By Brian P. Dunleavy
May 31, 2012

The last time I wrote about the University of Notre Dame I received threatening emails from alumni so I know what to expect this time, too.

And I don't care.

Last week, Notre Dame, one of the top Catholic universities in this country, announced that it had filed a lawsuit challenging the constitutionality of a portion of the Affordable Care Act (or what condescending blowhards call "Obamacare") that, as the university's statement reads, "requires religious organizations to provide, pay for, and/or facilitate insurance coverage for services that violate the teachings of the Catholic Church." Other church-affiliated institutions have filed similar litigation, including the Archdiocese of New York and the Catholic University of America.

But the school based in South Bend, Indiana stands out in this story because of its status as a symbol for many Catholic Americans and, in particular, Irish Catholic Americans. In short, people like me.

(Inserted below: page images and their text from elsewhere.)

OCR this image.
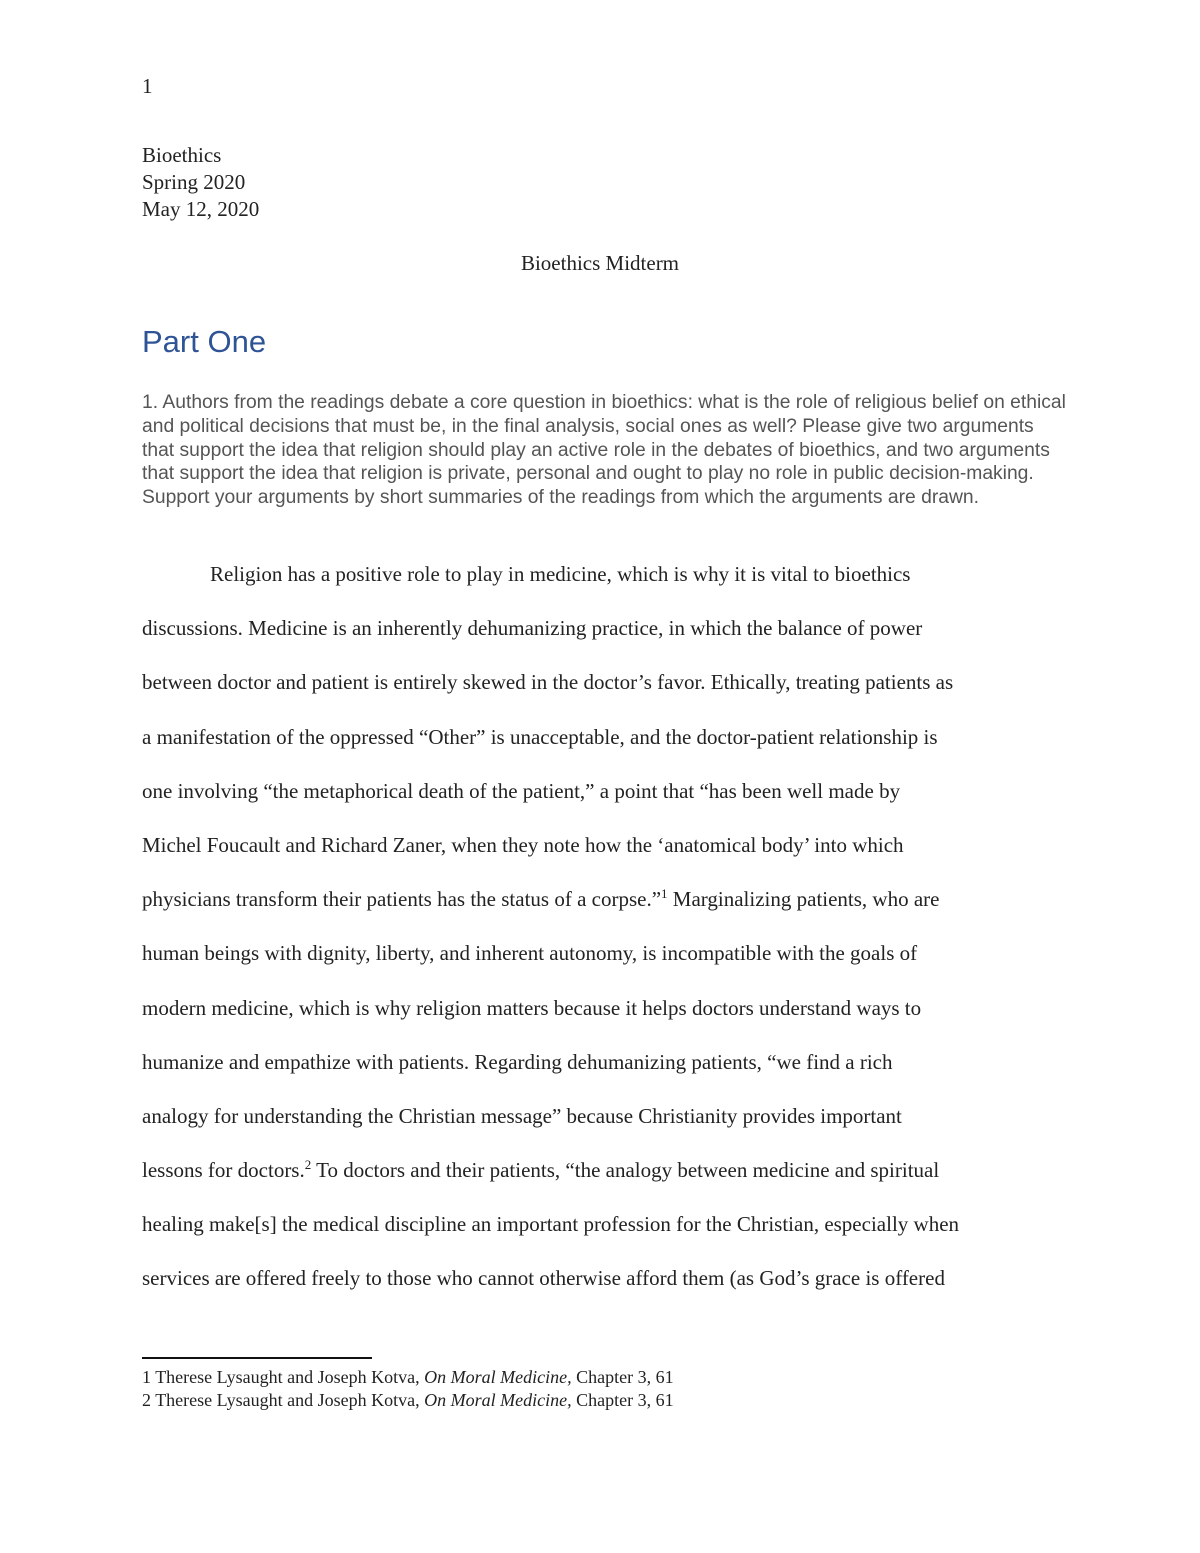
1
Bioethics
Spring 2020
May 12, 2020
Bioethics Midterm
Part One
1. Authors from the readings debate a core question in bioethics: what is the role of religious belief on ethical and political decisions that must be, in the final analysis, social ones as well? Please give two arguments that support the idea that religion should play an active role in the debates of bioethics, and two arguments that support the idea that religion is private, personal and ought to play no role in public decision-making. Support your arguments by short summaries of the readings from which the arguments are drawn.
Religion has a positive role to play in medicine, which is why it is vital to bioethics
discussions. Medicine is an inherently dehumanizing practice, in which the balance of power
between doctor and patient is entirely skewed in the doctor’s favor. Ethically, treating patients as
a manifestation of the oppressed “Other” is unacceptable, and the doctor-patient relationship is
one involving “the metaphorical death of the patient,” a point that “has been well made by
Michel Foucault and Richard Zaner, when they note how the ‘anatomical body’ into which
physicians transform their patients has the status of a corpse.”$^1$ Marginalizing patients, who are
human beings with dignity, liberty, and inherent autonomy, is incompatible with the goals of
modern medicine, which is why religion matters because it helps doctors understand ways to
humanize and empathize with patients. Regarding dehumanizing patients, “we find a rich
analogy for understanding the Christian message” because Christianity provides important
lessons for doctors.$^2$ To doctors and their patients, “the analogy between medicine and spiritual
healing make[s] the medical discipline an important profession for the Christian, especially when
services are offered freely to those who cannot otherwise afford them (as God’s grace is offered
1 Therese Lysaught and Joseph Kotva, On Moral Medicine, Chapter 3, 61
2 Therese Lysaught and Joseph Kotva, On Moral Medicine, Chapter 3, 61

These folks are called "Subway Alumni," and they have an unusual bond with Notre Dame in general, and the university’s football team in particular. They may not have attended the school themselves. They may not even know anyone who has attended the school. Yet, they cheer harder for the Fighting Irish on fall Saturdays than many actual alumni and undergraduates. Over the years, the school’s achievements on the gridiron—the team’s recent mediocrity notwithstanding—have served as inspiration for all Irish Catholic Americans as they have attempted to improve their standing in American society.

There is nothing else in college or professional sports quite like it.

No doubt some of these folks will cheer even more for the Fighting Irish after last week’s announcement, with the battles on the football field serving as a metaphor for the school’s fight for "religious freedom" off of it.

Not me.

While we can all argue whether or not the finer points of the commandment "Thou shalt not kill" include birth control and abortion (but not war, apparently) based on biblical text, one cannot dispute the fact that Jesus—at least as depicted in the New Testament—spent much of his time ministering to the poor. It is utterly astonishing then that Catholic institutions would be so quick to legally challenge the government (the same government from which many of them receive tax breaks, by the way) on one provision of the new health care law, while remaining stone silent on the same government’s epic failure for decades to help those in need somehow obtain adequate and affordable health care, which the Affordable Care Act for all its failings (and there are many) at least aims to do.

Of course, church leaders, including administrators at Notre Dame, are entitled to their beliefs. However, in claiming that the Affordable Care Act somehow imposes someone else's so-called secular beliefs on their institutions they fail to realize that they, in turn, are forcing others—namely all of their employees—to suffer for the sake of church doctrine by denying women access to needed medical care ("the pill" does more than prevent pregnancy). Not all workers at Catholic schools or hospitals are Catholic, and not all of them are working there by choice. In some cases, at least, they may be there because no one else is hiring.

Notre Dame isn't the only offender here, just the biggest name on the list. But needless to say I won't be cheering for the school this fall, on the football field—or in the courtroom.